RESIDENTS fed up with increasing numbers of Silentnight lorries loading and unloading opposite their homes have been told there is nothing that Pendle Council can do to help them.

Under a planning permission passed in 1980, Silentnight Beds was allowed to load or unload no more than four wagons per day at part of its Moss Shed plant in Barnoldswick fronting Victoria Road. Furthermore, that activity was limited to between 9am and 4.30pm Monday to Saturday.

Victoria Road resident Malcolm Brown told Pendle Council's West Craven committee that many more than four vehicles per day were now loaded and unloaded there, often into double figures, and it started from 8am and went on till 6pm most nights.
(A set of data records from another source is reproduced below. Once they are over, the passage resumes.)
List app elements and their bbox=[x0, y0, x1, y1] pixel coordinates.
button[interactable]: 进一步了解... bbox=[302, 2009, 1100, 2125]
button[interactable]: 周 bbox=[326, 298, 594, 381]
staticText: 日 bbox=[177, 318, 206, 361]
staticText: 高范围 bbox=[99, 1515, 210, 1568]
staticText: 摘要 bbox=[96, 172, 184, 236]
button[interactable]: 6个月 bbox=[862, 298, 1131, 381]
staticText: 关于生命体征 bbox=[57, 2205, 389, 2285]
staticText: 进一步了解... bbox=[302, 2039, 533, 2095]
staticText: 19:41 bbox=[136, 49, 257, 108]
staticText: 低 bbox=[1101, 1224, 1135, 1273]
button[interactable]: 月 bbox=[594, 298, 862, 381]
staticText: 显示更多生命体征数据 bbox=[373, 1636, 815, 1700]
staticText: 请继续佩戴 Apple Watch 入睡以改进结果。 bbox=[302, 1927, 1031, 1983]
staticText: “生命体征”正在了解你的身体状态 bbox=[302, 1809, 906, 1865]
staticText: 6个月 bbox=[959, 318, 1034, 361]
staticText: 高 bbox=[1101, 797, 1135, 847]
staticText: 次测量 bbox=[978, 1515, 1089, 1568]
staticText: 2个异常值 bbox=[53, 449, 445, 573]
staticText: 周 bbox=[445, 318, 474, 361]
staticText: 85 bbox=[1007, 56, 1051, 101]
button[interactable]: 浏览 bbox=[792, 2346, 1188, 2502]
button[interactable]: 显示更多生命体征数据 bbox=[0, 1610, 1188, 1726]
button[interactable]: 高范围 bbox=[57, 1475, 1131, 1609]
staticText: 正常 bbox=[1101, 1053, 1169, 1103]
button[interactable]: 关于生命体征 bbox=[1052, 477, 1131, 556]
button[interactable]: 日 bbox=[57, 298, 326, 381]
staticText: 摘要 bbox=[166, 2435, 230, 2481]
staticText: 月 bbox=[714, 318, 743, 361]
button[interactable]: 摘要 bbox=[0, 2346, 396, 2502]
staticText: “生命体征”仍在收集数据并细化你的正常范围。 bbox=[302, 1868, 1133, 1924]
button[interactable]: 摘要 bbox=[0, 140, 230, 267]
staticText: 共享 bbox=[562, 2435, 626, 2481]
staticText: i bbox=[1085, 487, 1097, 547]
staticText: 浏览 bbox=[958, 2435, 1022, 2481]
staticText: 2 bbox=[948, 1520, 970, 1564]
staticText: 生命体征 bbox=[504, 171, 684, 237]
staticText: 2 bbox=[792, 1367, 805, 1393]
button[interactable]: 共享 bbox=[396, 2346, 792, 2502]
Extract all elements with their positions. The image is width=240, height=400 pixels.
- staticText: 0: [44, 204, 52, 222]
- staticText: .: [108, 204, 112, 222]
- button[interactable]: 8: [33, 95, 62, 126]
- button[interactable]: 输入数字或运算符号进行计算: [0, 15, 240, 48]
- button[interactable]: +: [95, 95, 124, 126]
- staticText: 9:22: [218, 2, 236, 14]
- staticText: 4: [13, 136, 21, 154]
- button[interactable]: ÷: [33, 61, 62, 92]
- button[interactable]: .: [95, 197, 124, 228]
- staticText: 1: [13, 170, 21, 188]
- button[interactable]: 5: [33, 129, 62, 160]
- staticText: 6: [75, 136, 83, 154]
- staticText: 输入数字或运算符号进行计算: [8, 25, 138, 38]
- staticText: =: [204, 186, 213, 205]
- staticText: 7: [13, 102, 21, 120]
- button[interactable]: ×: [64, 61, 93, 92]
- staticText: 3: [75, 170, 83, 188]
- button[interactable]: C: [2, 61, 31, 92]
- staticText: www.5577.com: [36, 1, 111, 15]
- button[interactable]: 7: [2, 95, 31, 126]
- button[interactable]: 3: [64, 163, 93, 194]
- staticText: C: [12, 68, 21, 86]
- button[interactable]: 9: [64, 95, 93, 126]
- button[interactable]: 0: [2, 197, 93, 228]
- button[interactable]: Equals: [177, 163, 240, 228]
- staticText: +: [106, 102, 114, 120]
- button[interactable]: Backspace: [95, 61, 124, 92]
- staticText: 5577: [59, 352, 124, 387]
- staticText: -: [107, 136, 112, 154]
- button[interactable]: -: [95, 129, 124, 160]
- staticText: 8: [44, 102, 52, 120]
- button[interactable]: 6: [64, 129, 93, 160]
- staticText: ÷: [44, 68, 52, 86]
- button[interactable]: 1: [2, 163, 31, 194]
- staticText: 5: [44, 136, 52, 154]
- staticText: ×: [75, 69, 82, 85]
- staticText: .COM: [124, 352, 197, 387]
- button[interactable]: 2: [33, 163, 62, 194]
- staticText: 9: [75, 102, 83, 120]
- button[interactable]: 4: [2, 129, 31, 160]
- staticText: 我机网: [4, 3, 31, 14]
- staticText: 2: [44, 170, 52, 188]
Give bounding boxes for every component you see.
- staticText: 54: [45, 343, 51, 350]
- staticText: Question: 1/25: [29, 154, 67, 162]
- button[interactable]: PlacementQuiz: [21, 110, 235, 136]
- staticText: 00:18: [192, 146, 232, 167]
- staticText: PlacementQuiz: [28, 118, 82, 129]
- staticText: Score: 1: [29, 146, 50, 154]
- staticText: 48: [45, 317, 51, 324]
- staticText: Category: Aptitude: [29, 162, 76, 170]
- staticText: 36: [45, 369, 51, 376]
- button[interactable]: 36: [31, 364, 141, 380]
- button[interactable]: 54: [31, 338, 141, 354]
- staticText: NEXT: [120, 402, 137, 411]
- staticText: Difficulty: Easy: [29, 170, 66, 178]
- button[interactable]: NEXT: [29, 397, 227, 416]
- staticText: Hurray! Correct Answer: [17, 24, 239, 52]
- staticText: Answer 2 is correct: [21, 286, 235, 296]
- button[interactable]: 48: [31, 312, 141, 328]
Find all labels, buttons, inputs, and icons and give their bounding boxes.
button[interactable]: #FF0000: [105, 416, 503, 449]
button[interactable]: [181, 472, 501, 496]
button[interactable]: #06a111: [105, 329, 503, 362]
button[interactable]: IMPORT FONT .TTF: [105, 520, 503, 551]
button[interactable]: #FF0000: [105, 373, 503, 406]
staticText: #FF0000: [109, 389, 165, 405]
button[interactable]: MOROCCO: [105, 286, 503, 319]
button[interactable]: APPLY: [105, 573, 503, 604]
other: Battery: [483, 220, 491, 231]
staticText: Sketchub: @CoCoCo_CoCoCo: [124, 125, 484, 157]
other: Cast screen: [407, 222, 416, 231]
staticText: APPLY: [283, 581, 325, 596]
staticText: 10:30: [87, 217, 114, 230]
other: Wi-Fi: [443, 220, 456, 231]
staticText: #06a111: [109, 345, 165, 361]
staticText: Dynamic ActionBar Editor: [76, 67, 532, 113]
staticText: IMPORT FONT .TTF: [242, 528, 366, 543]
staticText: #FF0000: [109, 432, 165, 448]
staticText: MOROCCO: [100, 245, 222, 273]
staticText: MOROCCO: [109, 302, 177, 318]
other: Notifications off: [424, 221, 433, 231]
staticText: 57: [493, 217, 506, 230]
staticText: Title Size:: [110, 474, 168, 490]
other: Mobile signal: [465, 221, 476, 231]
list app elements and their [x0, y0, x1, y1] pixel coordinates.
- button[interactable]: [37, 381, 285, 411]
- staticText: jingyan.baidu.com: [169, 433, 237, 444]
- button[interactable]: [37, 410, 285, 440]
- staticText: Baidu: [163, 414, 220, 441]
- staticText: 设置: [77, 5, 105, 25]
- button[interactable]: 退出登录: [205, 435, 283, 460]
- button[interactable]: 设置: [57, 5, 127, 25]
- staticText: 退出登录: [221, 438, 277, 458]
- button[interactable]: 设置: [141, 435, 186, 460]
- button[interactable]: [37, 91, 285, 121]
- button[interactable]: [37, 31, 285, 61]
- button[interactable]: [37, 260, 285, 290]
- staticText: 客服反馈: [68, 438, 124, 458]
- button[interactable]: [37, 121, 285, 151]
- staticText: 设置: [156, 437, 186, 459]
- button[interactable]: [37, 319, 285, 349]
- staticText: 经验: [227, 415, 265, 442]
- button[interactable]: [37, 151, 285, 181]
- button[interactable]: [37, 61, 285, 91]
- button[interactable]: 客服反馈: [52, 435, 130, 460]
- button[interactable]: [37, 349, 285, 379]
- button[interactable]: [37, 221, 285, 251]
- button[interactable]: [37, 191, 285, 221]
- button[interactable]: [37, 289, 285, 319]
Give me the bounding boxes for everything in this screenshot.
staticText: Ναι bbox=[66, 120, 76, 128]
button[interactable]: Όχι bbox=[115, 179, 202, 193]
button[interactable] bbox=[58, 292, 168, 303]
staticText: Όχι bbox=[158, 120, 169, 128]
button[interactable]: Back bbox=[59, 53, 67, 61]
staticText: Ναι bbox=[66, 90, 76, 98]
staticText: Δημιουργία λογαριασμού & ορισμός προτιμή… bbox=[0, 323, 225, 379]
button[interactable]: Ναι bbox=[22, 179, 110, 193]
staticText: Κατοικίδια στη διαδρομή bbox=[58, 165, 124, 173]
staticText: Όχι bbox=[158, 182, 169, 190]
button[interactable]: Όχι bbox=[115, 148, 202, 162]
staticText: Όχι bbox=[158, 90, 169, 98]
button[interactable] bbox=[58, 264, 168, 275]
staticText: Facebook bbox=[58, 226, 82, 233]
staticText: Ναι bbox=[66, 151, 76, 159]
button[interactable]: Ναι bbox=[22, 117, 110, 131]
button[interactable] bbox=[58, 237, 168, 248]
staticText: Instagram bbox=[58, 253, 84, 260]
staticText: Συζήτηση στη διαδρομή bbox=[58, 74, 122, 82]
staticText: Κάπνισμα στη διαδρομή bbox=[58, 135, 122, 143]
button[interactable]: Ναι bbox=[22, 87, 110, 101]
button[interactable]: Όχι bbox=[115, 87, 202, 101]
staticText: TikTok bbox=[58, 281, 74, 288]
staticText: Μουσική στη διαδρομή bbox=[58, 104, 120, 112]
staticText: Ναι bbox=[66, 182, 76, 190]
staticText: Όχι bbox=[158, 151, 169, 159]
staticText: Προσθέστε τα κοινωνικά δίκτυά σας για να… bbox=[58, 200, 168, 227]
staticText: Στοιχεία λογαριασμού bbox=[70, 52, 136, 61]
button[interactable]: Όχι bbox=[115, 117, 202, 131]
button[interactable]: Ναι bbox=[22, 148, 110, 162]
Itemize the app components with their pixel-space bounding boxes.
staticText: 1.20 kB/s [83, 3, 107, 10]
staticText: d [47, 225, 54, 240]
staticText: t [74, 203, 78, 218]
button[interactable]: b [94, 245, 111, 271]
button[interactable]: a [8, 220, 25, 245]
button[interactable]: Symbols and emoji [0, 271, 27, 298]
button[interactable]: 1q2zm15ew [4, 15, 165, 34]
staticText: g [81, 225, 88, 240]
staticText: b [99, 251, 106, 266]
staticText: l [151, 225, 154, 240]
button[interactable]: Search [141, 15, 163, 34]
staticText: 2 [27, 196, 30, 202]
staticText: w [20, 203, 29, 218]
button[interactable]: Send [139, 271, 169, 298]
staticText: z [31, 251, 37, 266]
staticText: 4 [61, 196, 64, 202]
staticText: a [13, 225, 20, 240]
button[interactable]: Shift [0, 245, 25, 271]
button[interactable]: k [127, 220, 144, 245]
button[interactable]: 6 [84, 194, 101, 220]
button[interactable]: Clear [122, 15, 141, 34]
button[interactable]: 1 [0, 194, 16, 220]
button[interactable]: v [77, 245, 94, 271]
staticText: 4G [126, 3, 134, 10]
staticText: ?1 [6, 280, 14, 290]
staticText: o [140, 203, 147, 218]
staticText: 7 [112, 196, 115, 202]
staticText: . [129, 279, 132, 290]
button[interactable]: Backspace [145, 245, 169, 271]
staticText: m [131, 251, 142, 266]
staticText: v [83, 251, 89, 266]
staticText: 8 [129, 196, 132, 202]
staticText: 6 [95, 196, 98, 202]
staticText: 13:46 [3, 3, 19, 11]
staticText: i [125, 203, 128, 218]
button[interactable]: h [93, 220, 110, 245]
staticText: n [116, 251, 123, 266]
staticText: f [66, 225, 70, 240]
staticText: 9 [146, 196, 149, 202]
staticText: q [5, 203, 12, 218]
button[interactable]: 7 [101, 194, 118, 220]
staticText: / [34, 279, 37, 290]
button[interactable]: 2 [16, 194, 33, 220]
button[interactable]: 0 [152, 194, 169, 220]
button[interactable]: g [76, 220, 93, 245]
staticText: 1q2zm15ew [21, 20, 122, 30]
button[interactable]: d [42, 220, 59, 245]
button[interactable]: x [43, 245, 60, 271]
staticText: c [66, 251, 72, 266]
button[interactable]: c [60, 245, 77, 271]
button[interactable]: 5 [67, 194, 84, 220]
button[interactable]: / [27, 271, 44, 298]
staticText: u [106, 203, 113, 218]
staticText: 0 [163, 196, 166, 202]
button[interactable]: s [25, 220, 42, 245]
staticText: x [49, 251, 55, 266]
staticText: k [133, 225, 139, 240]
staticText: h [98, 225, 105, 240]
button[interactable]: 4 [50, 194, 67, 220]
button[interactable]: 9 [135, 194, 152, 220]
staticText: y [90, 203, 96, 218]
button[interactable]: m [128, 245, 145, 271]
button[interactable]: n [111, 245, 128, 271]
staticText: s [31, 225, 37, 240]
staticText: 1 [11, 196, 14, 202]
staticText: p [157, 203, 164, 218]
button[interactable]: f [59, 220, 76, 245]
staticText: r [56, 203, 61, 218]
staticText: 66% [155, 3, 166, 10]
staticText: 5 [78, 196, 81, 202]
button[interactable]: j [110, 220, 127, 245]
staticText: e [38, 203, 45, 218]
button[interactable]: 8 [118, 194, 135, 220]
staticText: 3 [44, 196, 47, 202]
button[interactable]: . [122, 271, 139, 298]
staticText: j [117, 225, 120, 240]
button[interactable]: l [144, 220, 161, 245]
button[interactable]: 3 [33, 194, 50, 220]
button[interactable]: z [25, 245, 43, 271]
But a report to the committee concluded there was nothing that could be done.

It said that because the planning condition had clearly been breached for more than four years, it was too late to take enforcement action.

Mr Brown and other residents found that hard to accept: "If they can stop night flights into Heathrow Airport on a planning condition then surely a poxy little bedding firm in Barnoldswick can be stopped," said Mr Brown.

Another condition of the original 1980 planning permission required Silentnight to construct "continuous kerbs with bollards" on the factory side of Victoria Road, between the loading bays. It appeared that work was never done.

But again there was nothing the council could do because of the length of time that had elapsed.

Mr Brown urged the council, for safety's sake, to paint a white line separating the road from the footway on the factory side and erect bollards along the dividing line to stop wagons driving on it.

"I know jobs are important, but what price a life?" he asked. "How many jobs equate to one of our kids?"

However, planning officer Janet Filbin insisted that, from a planning point of view, the council's hands were tied.

Coun Margaret Bell, chairman of the West Craven committee, said it had been a long running issue stretching back over 20 years.

"From the council's point of view there is nothing we can do and I think we have to finally accept that," she said.

However she did proposed asking the highways department to provide bollards at the end of the remaining footpath on the factory side, effectively blocking it off and directing pedestrians to the other side of the road.